Dying ReLU: Causes and Solutions (Leaky ReLU)

Home » News » Dying ReLU: Causes and Solutions (Leaky ReLU)

7 years ago 0 125

ReLU (Rectified Linear Unit) is a widely used activation function in a neural network which outputs zero if the input is negative or zero and outputs the same value if the input is positive.

Mathematically, relu(z) = max(0, z)

For more details on ReLU and other activation functions, you can visit my this post on activation functions in neural networks.

What is a Dying ReLU?

The dying ReLU refers to the problem when ReLU neurons become inactive and only output 0 for any input. So, once a neuron gets negative input, it will always output zero and is unlikely for it to recover. It will become inactive forever. Such neurons will not play any role in discriminating the input and become useless in the neural network. If this process continues, over the time you may end up with a large part of your network doing nothing.

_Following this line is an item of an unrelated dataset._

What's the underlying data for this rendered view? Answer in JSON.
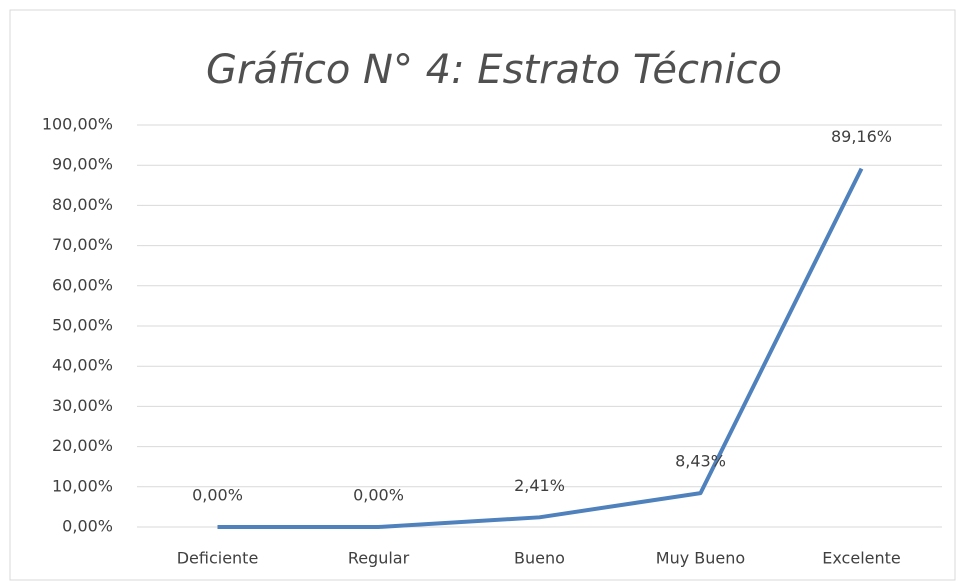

What is the cause of Dying ReLU?

Lets see why dying ReLU problem occurs? The dying ReLU problem is likely to occur when:

1. Learning rate is too high or
2. There is a large negative bias.

Consider the following statement which is used to calculate the new weights during back-propagation:

New Weight = Old Weight – (Derivative of Loss Function * Learning Rate) + Bias

So, if the learning rate is too high, we may end up with a new weight which is negative. Also, if the bias is too negative, we may again end up in negative weight.

Once it becomes negative, ReLU activation function of that neuron will never be activated which will lead that neuron to die forever.

What is the solution of Dying ReLU?

Leaky ReLU is the most common and effective method to alleviate a dying ReLU. It adds a slight slope in the negative range to prevent the dying ReLU issue.

Leaky ReLU has a small slope for negative values, instead of altogether zero. For example, leaky ReLU may have y = 0.0001x when x < 0.

Parametric ReLU (PReLU) is a type of leaky ReLU that, instead of having a predetermined slope like 0.0001, makes it a parameter for the neural network to figure out itself: y = αx when x < 0.